I have a theory. Jacques Rogge is president of the IOC. But the Games are programmed by Oprah.
The opening ceremony is full of pageantry that makes the Tournament of Roses Parade look like a third-grade play. Do they allow a kiss-and-cry zone at the World Series? Of course not. There’s no crying in baseball. And judges have the power to turn many Olympic events into popularity contests. The Games are touchy-feely.
There are otherwise strong, salt-of-the-earth guys who simply cannot handle it.
As sure as Pavlov’s dog drooled, the eyes of a chauvinist roll at the mention of two words: Winter Olympics.
“If I tell somebody I’m a figure skater, they’re like, ‘Oh, that’s sweet.’ They’re not overly excited,” Weir said. “Generally, people find out I’m a figure skater, they’re like, ‘Oh, how’s that working out for you?
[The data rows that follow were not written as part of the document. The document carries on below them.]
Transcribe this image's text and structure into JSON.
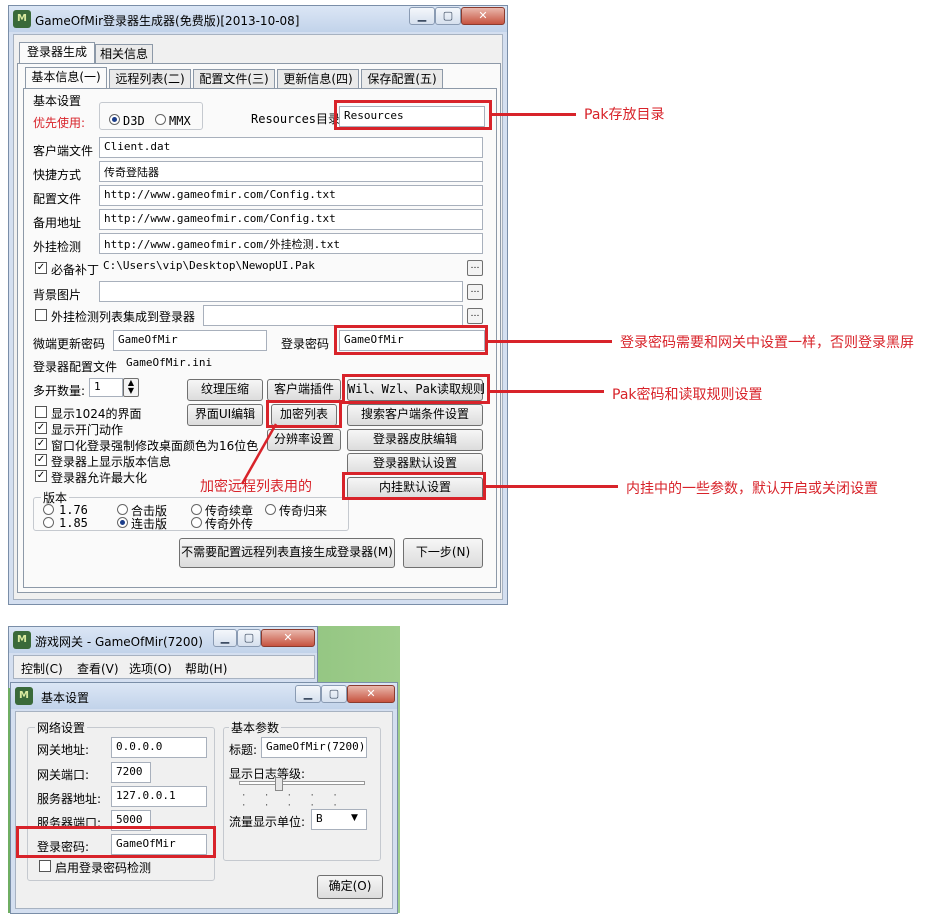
{
  "top_window": {
    "title": "GameOfMir登录器生成器(免费版)[2013-10-08]",
    "outer_tabs": [
      "登录器生成",
      "相关信息"
    ],
    "inner_tabs": [
      "基本信息(一)",
      "远程列表(二)",
      "配置文件(三)",
      "更新信息(四)",
      "保存配置(五)"
    ],
    "section_basic": "基本设置",
    "priority_label": "优先使用:",
    "renderers": [
      "D3D",
      "MMX"
    ],
    "resources_label": "Resources目录:",
    "resources_value": "Resources",
    "fields": [
      {
        "label": "客户端文件",
        "value": "Client.dat"
      },
      {
        "label": "快捷方式",
        "value": "传奇登陆器"
      },
      {
        "label": "配置文件",
        "value": "http://www.gameofmir.com/Config.txt"
      },
      {
        "label": "备用地址",
        "value": "http://www.gameofmir.com/Config.txt"
      },
      {
        "label": "外挂检测",
        "value": "http://www.gameofmir.com/外挂检测.txt"
      }
    ],
    "required_patch_label": "必备补丁",
    "required_patch_value": "C:\\Users\\vip\\Desktop\\NewopUI.Pak",
    "bg_label": "背景图片",
    "plugin_list_label": "外挂检测列表集成到登录器",
    "micro_pwd_label": "微端更新密码",
    "micro_pwd_value": "GameOfMir",
    "login_pwd_label": "登录密码",
    "login_pwd_value": "GameOfMir",
    "config_file_label": "登录器配置文件",
    "config_file_value": "GameOfMir.ini",
    "multi_label": "多开数量:",
    "multi_value": "1",
    "options": [
      "显示1024的界面",
      "显示开门动作",
      "窗口化登录强制修改桌面颜色为16位色",
      "登录器上显示版本信息",
      "登录器允许最大化"
    ],
    "version_label": "版本",
    "versions": [
      "1.76",
      "合击版",
      "传奇续章",
      "传奇归来",
      "1.85",
      "连击版",
      "传奇外传"
    ],
    "buttons": {
      "texture": "纹理压缩",
      "client_plugin": "客户端插件",
      "wil_rule": "Wil、Wzl、Pak读取规则",
      "ui_edit": "界面UI编辑",
      "encrypt_list": "加密列表",
      "search_client": "搜索客户端条件设置",
      "resolution": "分辨率设置",
      "skin_edit": "登录器皮肤编辑",
      "default_settings": "登录器默认设置",
      "plugin_default": "内挂默认设置",
      "generate_direct": "不需要配置远程列表直接生成登录器(M)",
      "next": "下一步(N)"
    }
  },
  "bottom_window": {
    "title": "游戏网关 - GameOfMir(7200)",
    "menu": [
      "控制(C)",
      "查看(V)",
      "选项(O)",
      "帮助(H)"
    ],
    "dialog_title": "基本设置",
    "network_group": "网络设置",
    "gateway_addr_label": "网关地址:",
    "gateway_addr_value": "0.0.0.0",
    "gateway_port_label": "网关端口:",
    "gateway_port_value": "7200",
    "server_addr_label": "服务器地址:",
    "server_addr_value": "127.0.0.1",
    "server_port_label": "服务器端口:",
    "server_port_value": "5000",
    "login_pwd_label": "登录密码:",
    "login_pwd_value": "GameOfMir",
    "enable_pwd_check": "启用登录密码检测",
    "basic_group": "基本参数",
    "title_label": "标题:",
    "title_value": "GameOfMir(7200)",
    "log_level_label": "显示日志等级:",
    "flow_unit_label": "流量显示单位:",
    "flow_unit_value": "B",
    "ok_button": "确定(O)"
  },
  "annotations": {
    "pak_dir": "Pak存放目录",
    "login_pwd": "登录密码需要和网关中设置一样，否则登录黑屏",
    "pak_rule": "Pak密码和读取规则设置",
    "remote_list": "加密远程列表用的",
    "plugin_params": "内挂中的一些参数，默认开启或关闭设置"
  },
  "colors": {
    "annotation": "#d8232a"
  }
}
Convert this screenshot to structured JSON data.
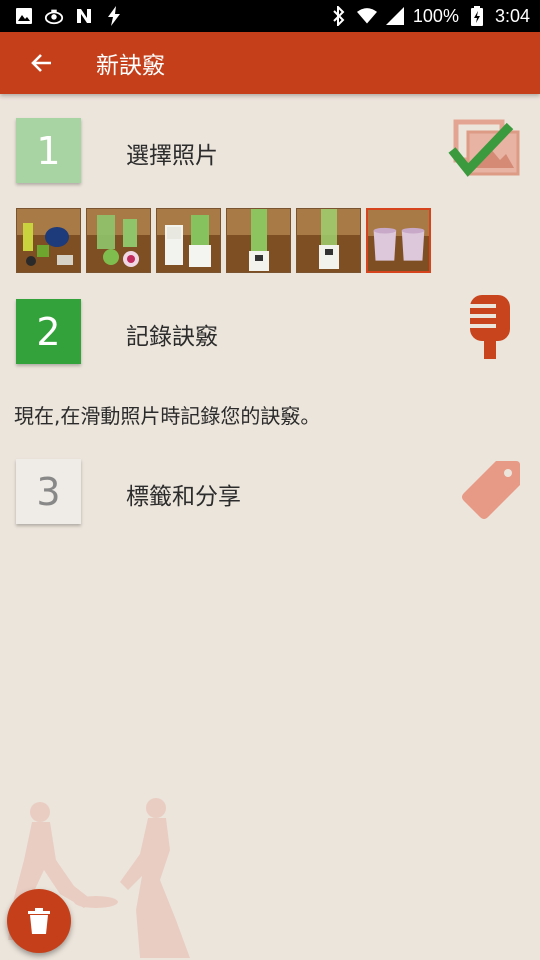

How are the rhinestones?’
“I think oftentimes figure skating isn’t taken seriously because there are judging scandals, there are all these little girls in rhinestones, there are all these little boys in rhinestones, and people are not that supportive of figure skating because it’s not something they understand.”
The sports of the Olympics are treated like a freak show staged every four years, only to be forgotten as soon as the flame goes out and the winter carnival takes down the tent. This mystifies ski champion Bode Miller.
“It would be like people watching basketball in the Olympics and being totally nuts about it … then straight up never turning on the TV and not being intrigued at all about the NBA for another four years,” said Miller, now identified across the country as that crazy dude who skied wasted.
The Olympics are a rare time Americans allow sports nobody considers mainstream in the family room. Speedskater Apolo Anton Ohno puts his feet up on the furniture. Dads shudder to think that one day a daughter will be dating a guy who looks like him.
Personally, I dig the Winter Games, hooked on the vicarious adrenaline rush from watching daredevils ski 70 mph at the jagged edge of a mountain.
But I know guys who can bench-press 250 pounds who get squeamish at the sight of two Olympic athletes being stacked like a spandex sandwich on a luge hurtling down the ice.
Weir, standing 5-feet-9 on his tippy-toes and a box of jelly doughnuts shy of 150 pounds, does not fit anybody’s stereotype of the American sports hunk. And that’s the way he likes it.
“I think if figure skating was any more mainstream it would be whole lot more boring,” said Weir, who professed he would rather be on the cover of a tell-all book than see his picture on a Wheaties box.
Let the Games begin. Don’t worry, guys.
Your wife will give back control of the TV when the Olympics are over. If you’re lucky.